Titel: Die Erzaehlungen Kostenlos Bücher Online Lesen
Autoren: Rainer Maria Rilke
Vom Netzwerk:
hatte sie das Pensionsleben von einander getrennt, andere Zufälle hatten diese Trennung so lange ausgedehnt, bis sie sich endlich in jenen ersten Stadien des altjüngferlichen Pessimismus in der Residenz wiederfanden. Sie fanden sich wie zwei, die auf einer einsamen Heidestation beide den Anschluß versäumt haben und denen nun die Pflicht obliegt, sich gegenseitig durch die Langeweile des Wartens durchzurudern. Es kommt auch vor, daß zwei solche Menschen warten und warten und endlich, weil kein Zug mehr kommen will, von dem vergessenen Bahnhof den Weg ins nächste Dorf finden und dort wohnen bleiben.
    Und in einem ganz besonderen Fall nennt man das Dorf Karbach.
    Sie freuten sich ursprünglich sehr des Wiedersehens, aber der Gedanke eines Beisammenbleibens war ihnen ferner als der Mars. Rosinchen wußte vor lauter ›Geheimnissen‹ gar nicht, was sie zuerst erzählen sollte, und war nicht wenig stolz, daß in ihren Erlebnissen ein ›Er‹ vorkommen durfte, dunkel und mystisch, immer namenlos, wie der Fliegende Holländer, nicht gerade als Hauptperson, aber doch als wichtiges Versatzstück; und daß sie ihn da und dort anbrachte, zeugte für ihren dekorativen Sinn. Freilich machte sie’s so, wie die Spießbürgerfamilie, die einen einzigen silbernen Aufsatz besitzt, den sie einem eventuellen Gast aus einer Stube in die andere nachträgt, um so die Vorstellung eines märchenhaften Reichtums zu erwecken. Der Aufsatz ist immer überall. Und einmal ist Zucker drin, einmal Blumen, einmal Früchte, und im äußersten Fall paßt er auch für Visitenkarten.

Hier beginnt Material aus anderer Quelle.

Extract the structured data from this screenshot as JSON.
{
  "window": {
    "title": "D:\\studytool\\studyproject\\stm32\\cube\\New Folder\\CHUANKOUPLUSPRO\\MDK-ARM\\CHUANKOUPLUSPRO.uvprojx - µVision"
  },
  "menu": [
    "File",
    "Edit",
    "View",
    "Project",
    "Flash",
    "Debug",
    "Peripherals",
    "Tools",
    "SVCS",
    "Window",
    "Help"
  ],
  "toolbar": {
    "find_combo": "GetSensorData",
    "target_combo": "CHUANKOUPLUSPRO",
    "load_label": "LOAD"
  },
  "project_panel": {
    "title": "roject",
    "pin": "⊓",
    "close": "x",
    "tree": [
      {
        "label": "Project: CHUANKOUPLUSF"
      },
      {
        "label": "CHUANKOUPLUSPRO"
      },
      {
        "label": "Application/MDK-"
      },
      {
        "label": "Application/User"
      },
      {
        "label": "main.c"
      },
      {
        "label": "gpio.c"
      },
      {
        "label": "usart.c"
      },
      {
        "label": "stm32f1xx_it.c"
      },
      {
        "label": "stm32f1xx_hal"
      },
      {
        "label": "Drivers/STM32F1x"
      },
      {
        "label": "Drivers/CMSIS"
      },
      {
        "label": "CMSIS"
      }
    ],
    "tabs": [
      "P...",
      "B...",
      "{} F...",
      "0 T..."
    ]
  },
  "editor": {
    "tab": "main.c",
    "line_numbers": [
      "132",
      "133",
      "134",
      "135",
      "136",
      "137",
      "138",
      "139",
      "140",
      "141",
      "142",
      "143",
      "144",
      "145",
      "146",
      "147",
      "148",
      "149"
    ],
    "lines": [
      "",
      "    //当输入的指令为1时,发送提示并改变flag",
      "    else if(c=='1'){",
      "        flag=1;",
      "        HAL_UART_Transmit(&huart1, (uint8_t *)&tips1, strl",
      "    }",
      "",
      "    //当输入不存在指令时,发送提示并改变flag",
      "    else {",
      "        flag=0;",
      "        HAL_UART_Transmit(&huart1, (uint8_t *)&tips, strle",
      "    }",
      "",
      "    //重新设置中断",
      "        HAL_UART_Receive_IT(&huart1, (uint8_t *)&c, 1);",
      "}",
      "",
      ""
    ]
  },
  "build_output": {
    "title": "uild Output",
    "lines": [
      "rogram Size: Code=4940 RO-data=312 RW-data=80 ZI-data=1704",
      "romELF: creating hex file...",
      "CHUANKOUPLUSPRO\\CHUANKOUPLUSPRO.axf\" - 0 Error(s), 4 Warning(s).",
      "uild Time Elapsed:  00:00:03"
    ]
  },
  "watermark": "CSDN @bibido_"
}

    Klothilde hörte mit vielem Verständnis und mit einem seltenen Reichtum an Geduld die Geheimnisse Rosinchens an und versäumte endlich auch nicht, das große Martyrtum zu bewundern, das jene so heldenhaft ertrug, und zu würdigen, daß trotz der Treulosigkeit des anderen Geschlechts nicht nur Verachtung gegen dessen Übeltaten in ihrer Brust wohnte. Rosinchen konnte nämlich immer noch, wenn sie von den ›Männern‹ sprach, einen Rest von mädchenhafter Scheu in ihre Stimme legen, und sie setzte dann wohl auch die Backfischaugen auf, die ihr indessen wie eine zu schwach gewordene Brille standen und ihr ziemlich wehe zu tun schienen. Die große Gloriole des unverdienten Leidens machte alle diese Uneinigkeiten vergessen; denn Rosine war in tiefster Seele überzeugt, daß ihr ganzes Unglück im Namen liege. Es giebt Menschen, denen die Eltern in der Wiege einen Namen geben, der schon wie aus dem Konversationslexikon klingt, diese Menschen müssen berühmt werden auf jeden Fall. Wenn sie als Kinder den Hals brechen, werden sie’s eben deswegen. Und ihre unseligen, verblendeten Eltern hatten ihr an dem Unglückstage einen Namen gegeben, mit dem sie alte Jungfer hatte werden müssen, und hätte sie die Schönheit einer indischen Königin mit der Grazie der Otéro vereinen dürfen. Als Hauptperson dieser gräßlichen Schicksalstragödie fühlte sie sich natürlich ebenso wichtig wie bedauernswert. Trotzdem blieb ihr Zeit, die Teilnahme zu beobachten, welche Klothilde für sie hegte. Und wenn zuerst einzig die Freude an deren Herzlichkeit sie bezwang, kam schon in jenen ersten Tagen des Wiedersehens der schlaue, schleichende Verdacht hinzu, daß so tiefes Mitempfinden nur bezeugen könne, wer selbst Ähnliches erlebt und erlitten hatte.
    So ein Verdacht ist wie die fliegende Gicht. Einmal zuckts da, einmal dort. Man glaubts endlich überwunden, und schon beginnts wieder an einer anderen Stelle. Rosinchen konnte nicht zur Ruhe kommen. Sie hatte keine Verdauung mehr und vergaß manchen Abend die Locken einzudrehen. Sie erwog alle Möglichkeiten, und das Ende war immer: daß Klothilde gewiß weit hinter ihr stünde in allem. Aber es wäre immerhin möglich gewesen, daß sie ein Geheimnis erlebte, bei dem einen großen Vorzug, den sie unleugbar besaß: sie hieß nicht Rosine.
    Und als Tage um Tage ins Land gingen und Klothilde immer mehr davon sprach, nach Karbach zu ziehen, überfiel Rosine eine unbeschreibliche Angst, daß das große Geheimnis ihr nun ewig verschlossen bleiben würde. Denn daß ein solches bestünde, wußte sie nun. Sie wußte, daß Klothilde in ihrem Schrank eine wohlversperrte Kassette bewahre, die sie die ›Wertheimer‹ nannte. Sie lachte bitter. Die ›Wertheimer‹. So heuchlerisch, damit man glaubt, da seien Wertpapiere drin. Freilich Briefe werdens sein oder gar ein Bild sein Bild.